Sustained suppression of plasma viremia in HIV-infected individuals is attainable with antiretroviral therapy (ART); however, eradication of virus that would allow discontinuation of ART has been hampered by the persistence of HIV reservoirs. It is of great interest to identify individuals who had received ART for prolonged periods of time with extremely low or undetectable HIV reservoirs and monitor plasma viremia following discontinuation of therapy.
We measured the size of HIV reservoirs in CD4 T cells of individuals on long-term ART and monitored plasma viremia following cessation of ART in one individual with an exceptionally low viral burden after a decade of therapy.
We demonstrated undetectable levels of HIV DNA in the blood of eight of 45 infected individuals on long-term ART. Among those eight individuals, the frequency of cells carrying infectious virus was significantly lower in those who initiated ART during the early versus the chronic phase of infection. One individual with undetectable HIV DNA in both blood and tissue and a profoundly low level of infectious virus experienced plasma viral rebound 50 days following discontinuation of ART.
Our data suggest that a significant reduction in the size of viral reservoirs may be achievable in selected individuals who initiate standard ART early in infection. However, given re-emergence of plasma viremia in an individual with an extraordinarily low viral burden, therapeutic strategies aimed at specifically targeting these extremely rare HIV-infected cells with novel interventions may be necessary in order to achieve eradication of virus.
Role of primary prophylaxis for pneumocystis pneumonia in patients treated with systemic corticosteroids or other immunosuppressive agents for immune-mediated dermatologic conditions.
J Am Acad Dermatol. 2010 Nov V.63 N.5 p.815-23.
Lehman JS, Kalaaji AN.
Department of Dermatology, Mayo Clinic, Rochester, Minnesota 55905, USA.
The incidence of pneumocystis pneumonia (PCP), an opportunistic infection caused by Pneumocystis jiroveci, in patients taking immunosuppressive medications for dermatologic indications is unknown.
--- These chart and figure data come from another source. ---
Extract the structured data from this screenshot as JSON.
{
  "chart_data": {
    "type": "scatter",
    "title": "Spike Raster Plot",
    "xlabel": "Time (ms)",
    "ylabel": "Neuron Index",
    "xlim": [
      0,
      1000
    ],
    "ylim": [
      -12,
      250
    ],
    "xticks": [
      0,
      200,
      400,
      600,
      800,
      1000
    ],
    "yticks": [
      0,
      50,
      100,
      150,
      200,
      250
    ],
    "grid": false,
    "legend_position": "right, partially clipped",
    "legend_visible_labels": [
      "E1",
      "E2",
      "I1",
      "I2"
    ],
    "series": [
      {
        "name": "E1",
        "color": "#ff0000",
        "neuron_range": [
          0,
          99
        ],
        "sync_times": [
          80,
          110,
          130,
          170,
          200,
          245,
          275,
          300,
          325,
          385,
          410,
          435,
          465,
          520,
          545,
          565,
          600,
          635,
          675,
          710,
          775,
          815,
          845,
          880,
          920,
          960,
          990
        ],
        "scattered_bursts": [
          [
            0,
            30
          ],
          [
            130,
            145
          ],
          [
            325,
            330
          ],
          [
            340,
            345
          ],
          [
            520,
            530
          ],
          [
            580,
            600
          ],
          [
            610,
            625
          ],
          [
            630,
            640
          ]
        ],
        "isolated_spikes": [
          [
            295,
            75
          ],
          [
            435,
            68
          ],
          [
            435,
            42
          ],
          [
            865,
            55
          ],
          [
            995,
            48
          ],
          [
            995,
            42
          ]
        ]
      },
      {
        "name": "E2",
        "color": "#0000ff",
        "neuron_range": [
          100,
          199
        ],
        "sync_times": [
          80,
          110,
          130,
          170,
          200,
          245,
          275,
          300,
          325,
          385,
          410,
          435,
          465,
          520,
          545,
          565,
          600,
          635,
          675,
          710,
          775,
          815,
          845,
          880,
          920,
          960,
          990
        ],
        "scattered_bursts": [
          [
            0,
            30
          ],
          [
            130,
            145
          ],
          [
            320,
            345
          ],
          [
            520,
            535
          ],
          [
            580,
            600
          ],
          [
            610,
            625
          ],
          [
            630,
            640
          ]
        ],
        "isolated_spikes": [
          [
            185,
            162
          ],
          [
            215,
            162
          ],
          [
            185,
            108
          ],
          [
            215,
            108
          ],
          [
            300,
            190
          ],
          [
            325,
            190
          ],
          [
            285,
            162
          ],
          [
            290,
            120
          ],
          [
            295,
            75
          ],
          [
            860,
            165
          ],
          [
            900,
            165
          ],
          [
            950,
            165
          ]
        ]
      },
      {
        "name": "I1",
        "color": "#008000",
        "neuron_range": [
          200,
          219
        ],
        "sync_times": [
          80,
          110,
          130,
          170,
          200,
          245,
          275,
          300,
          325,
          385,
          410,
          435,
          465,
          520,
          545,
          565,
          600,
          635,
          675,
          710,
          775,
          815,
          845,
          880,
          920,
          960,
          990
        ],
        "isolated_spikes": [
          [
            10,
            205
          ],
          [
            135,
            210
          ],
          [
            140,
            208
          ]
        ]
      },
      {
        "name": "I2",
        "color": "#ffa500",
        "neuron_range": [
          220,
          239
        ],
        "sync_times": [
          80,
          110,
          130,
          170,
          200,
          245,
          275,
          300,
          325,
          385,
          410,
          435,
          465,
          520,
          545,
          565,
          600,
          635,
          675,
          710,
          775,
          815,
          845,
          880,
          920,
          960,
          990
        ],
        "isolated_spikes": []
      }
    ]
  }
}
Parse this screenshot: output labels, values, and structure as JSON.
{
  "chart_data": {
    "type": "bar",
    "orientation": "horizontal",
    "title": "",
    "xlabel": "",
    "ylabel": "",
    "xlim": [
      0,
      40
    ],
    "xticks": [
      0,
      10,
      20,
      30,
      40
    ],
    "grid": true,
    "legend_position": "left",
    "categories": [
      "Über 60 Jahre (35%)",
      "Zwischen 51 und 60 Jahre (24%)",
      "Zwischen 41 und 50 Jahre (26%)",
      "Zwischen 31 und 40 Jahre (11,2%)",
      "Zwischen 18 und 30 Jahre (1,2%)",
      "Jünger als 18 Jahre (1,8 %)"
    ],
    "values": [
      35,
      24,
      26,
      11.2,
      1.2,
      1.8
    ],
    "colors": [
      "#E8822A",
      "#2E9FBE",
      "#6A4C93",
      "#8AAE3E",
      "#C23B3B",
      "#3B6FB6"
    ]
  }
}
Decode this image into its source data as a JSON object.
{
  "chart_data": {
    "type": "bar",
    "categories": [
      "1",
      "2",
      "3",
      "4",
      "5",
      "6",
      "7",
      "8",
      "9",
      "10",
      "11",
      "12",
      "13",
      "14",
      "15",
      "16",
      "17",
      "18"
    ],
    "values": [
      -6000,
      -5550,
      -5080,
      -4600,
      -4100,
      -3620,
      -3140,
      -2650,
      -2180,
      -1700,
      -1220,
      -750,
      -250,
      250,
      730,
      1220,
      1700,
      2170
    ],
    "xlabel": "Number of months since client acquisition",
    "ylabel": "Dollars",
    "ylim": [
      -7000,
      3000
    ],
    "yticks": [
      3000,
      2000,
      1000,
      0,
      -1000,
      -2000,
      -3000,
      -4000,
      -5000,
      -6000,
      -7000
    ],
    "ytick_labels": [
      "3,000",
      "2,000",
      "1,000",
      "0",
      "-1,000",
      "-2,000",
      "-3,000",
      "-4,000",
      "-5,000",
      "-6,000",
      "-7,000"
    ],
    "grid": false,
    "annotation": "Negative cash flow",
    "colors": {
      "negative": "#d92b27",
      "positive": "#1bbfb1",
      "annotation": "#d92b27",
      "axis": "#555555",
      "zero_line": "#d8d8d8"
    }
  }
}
We sought to define the incidence of PCP in patients with dermatologic conditions, to characterize risk factors for PCP development in these patients, to examine PCP prophylaxis practices among dermatologists, and to document adverse effects of PCP prophylaxis medications.
We reviewed the medical records of patients taking immunosuppressive medications for longer than 1 month who were treated for dermatologic conditions between 1998 and 2007 at Mayo Clinic, Rochester, MN.
Of 198 patients meeting inclusion criteria (150 [75.8%] of whom received no PCP prophylaxis), one patient (0.5% and 0.7%, respectively) had PCP that developed during the follow-up period. In this patient, a 94-year-old woman with bullous pemphigoid, severe interstitial pulmonary fibrosis, aortic stenosis, and hypoalbuminemia, PCP developed within 7 months of diagnosis and was treated with methotrexate and prednisone. She had not received PCP prophylaxis. Only 6 patients (3%) with dermatology as their primary service received PCP prophylaxis. Overall, rates of adverse effects with PCP prophylaxis were low.
The study design was retrospective. Low rates of PCP precluded our development of concrete PCP prophylaxis guidelines.
Results did not support routine administration of PCP prophylaxis in all patients taking immunosuppressive medications. When prescribing immunosuppressive medications for dermatologic indications, physicians should consider PCP prophylaxis on a case-by-case basis.